Karch: "Keiner ist bereit, sich den Arsch aufzureißen und mehr als das Nötigste zu tun!"

HSV III-Coach mit Brandrede nach neuerlicher Pleite

02. Oktober 2017, 05:45 Uhr

HSV III-Coach Felix Karch bemängelt die Einstellung bei einigen Spielern und meint: "So holen wir bis zum Winter keinen Punkt mehr!" Foto: KBS-Picture

Mit stoischer Miene blickte Felix Karch nach der 2:5-Schlappe gegen den TuS Osdorf minutenlang in die Ferne. Was schoss ihm in jenem Moment durch den Kopf? „Es ist zurzeit jede Woche das gleiche. Wir kriegen einen Nackenschlag nach dem anderen“, erklärte er wenig später, nachdem er sich kurz gesammelt hatte – und dann klare Worte zur aktuellen Situation fand. „Aktuell sind wir einfach zu schlecht!“ Das war jedoch nur der Anfang. Erst einmal in Fahrt gekommen, redete sich der Trainer des Oberliga-Aufsteigers HSV III regelrecht in Rage und nahm seine Mannschaft vehement in die Pflicht.

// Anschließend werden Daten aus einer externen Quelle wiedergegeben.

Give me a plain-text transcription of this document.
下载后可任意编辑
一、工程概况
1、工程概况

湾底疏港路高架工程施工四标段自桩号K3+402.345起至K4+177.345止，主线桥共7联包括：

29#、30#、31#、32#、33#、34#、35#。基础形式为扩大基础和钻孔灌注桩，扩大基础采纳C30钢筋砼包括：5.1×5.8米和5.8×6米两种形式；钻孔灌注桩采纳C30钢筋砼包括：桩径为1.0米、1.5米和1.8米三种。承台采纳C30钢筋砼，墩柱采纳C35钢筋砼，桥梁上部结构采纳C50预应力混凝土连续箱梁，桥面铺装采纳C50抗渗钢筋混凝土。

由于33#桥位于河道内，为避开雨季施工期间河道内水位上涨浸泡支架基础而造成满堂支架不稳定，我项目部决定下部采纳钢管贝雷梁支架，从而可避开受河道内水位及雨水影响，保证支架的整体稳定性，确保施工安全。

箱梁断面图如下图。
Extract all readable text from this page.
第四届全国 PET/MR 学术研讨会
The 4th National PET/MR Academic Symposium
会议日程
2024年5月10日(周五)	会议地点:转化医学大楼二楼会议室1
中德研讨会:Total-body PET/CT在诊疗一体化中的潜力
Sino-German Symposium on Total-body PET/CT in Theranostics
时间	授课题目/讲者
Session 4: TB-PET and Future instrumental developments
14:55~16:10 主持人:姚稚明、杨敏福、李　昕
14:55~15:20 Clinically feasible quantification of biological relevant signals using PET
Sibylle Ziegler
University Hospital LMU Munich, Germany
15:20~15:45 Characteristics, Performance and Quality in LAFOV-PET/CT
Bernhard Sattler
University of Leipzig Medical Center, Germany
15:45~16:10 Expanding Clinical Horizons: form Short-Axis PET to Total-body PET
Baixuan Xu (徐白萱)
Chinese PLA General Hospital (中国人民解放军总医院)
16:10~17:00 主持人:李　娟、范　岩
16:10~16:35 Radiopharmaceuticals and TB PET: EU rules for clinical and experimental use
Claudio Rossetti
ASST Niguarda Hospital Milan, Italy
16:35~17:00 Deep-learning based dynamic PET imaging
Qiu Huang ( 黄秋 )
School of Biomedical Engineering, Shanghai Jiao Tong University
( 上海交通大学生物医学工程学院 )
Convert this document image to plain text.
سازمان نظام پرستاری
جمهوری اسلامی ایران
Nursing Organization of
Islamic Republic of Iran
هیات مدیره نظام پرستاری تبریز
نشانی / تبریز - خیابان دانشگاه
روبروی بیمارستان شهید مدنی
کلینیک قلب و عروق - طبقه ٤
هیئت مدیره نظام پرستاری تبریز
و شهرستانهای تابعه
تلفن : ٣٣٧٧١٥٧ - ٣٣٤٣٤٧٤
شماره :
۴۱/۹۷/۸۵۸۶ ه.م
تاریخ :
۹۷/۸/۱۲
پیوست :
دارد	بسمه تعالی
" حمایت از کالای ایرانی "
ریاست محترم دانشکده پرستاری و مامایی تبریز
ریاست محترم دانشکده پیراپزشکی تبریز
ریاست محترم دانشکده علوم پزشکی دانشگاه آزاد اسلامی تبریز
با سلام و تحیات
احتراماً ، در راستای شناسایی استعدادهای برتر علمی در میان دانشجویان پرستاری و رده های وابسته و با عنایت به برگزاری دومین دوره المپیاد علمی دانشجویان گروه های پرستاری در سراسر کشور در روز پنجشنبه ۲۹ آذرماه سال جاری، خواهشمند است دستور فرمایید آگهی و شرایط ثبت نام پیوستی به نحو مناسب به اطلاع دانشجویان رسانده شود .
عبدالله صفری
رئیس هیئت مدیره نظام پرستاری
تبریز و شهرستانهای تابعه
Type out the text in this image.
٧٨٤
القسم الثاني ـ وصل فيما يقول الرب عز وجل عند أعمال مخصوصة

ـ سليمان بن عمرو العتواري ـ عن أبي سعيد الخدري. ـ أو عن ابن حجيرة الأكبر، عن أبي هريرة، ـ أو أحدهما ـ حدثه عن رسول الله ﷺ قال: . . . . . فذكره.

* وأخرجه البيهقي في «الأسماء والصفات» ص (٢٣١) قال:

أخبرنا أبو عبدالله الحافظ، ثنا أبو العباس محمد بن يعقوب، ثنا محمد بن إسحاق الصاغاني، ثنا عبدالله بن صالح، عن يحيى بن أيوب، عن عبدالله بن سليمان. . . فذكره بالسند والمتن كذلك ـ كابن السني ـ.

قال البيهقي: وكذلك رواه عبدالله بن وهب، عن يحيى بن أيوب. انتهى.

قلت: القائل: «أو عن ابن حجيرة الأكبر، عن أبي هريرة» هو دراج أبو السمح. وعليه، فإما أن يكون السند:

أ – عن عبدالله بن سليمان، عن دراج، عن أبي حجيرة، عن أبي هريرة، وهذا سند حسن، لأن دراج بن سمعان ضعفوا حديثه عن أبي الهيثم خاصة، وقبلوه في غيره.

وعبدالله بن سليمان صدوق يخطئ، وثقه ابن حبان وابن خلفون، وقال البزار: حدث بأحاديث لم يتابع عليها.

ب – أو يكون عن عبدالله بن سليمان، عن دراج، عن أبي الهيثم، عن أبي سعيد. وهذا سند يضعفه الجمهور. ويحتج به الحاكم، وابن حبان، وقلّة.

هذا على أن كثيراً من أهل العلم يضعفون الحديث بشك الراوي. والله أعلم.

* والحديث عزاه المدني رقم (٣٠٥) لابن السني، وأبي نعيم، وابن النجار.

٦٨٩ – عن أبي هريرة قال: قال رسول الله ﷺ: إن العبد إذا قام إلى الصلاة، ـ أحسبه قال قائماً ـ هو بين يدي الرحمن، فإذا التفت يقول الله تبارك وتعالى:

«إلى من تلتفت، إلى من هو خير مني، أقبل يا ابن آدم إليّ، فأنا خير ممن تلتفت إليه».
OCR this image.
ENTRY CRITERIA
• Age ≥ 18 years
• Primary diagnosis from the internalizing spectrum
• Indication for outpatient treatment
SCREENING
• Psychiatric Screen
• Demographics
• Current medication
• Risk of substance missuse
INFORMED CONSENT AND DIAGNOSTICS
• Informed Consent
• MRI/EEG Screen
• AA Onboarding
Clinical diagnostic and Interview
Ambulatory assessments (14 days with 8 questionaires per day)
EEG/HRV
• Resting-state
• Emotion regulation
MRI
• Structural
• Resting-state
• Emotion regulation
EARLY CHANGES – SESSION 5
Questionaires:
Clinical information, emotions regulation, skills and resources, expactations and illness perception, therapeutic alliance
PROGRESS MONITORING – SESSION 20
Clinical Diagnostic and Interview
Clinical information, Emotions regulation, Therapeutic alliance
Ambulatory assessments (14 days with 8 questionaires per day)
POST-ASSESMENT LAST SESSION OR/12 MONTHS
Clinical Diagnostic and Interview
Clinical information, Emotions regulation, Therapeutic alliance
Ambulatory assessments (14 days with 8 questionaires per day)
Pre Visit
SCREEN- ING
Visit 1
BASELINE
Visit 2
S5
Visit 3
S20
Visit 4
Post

Es war eine Situation, die zur aktuellen Lage der „Rothosen“ passte, als sich Damian Ilic und Dimitrij Rikspun am Freitagabend um die Ausführung eines mehr oder minder belanglosen Freistoßes stritten. Letztgenannter schlug dabei seinem Teamkollegen – neben Keeper Jan Haerting in den letzten Wochen einer der ganz wenigen, der Normalform erreichte – den Ball aus der Hand. Was eher an ein Kindergarten-Scharmützel oder an die „Elfmeter-Fehde“ zwischen den Pariser Superstars Neymar und Cavani erinnert, ist in Wirklichkeit ein Beispiel dafür, weshalb es beim Oberliga-Neuling nicht läuft. Ein Großteil der Mannschaft scheint nur auf seine eigenen Interessen aus zu sein. Ein Punkt, der den Trainer im Nachgang auf die Palme brachte. „Im Ernst: Das geht mir am Arsch vorbei! Damit will ich mich gar nicht beschäftigen. Wenn sie meinen, sie müssen sich um einen Freistoß streiten, dann sollen sie das machen. Wenn sie danach wieder den Kopf frei kriegen und Fußball spielen, ist mir das total egal. Das ist die kleinste Baustelle, die wir haben“, erreichte Karch so langsam Betriebstemperatur, und entgegnete auf Nachfrage, was denn zurzeit die größte Baustelle sei: „Wo soll ich anfangen?!“

"Wir sind nicht mehr in der Bezirksliga - und die Oberliga ist kein 'Ditschi-Datschi' mehr"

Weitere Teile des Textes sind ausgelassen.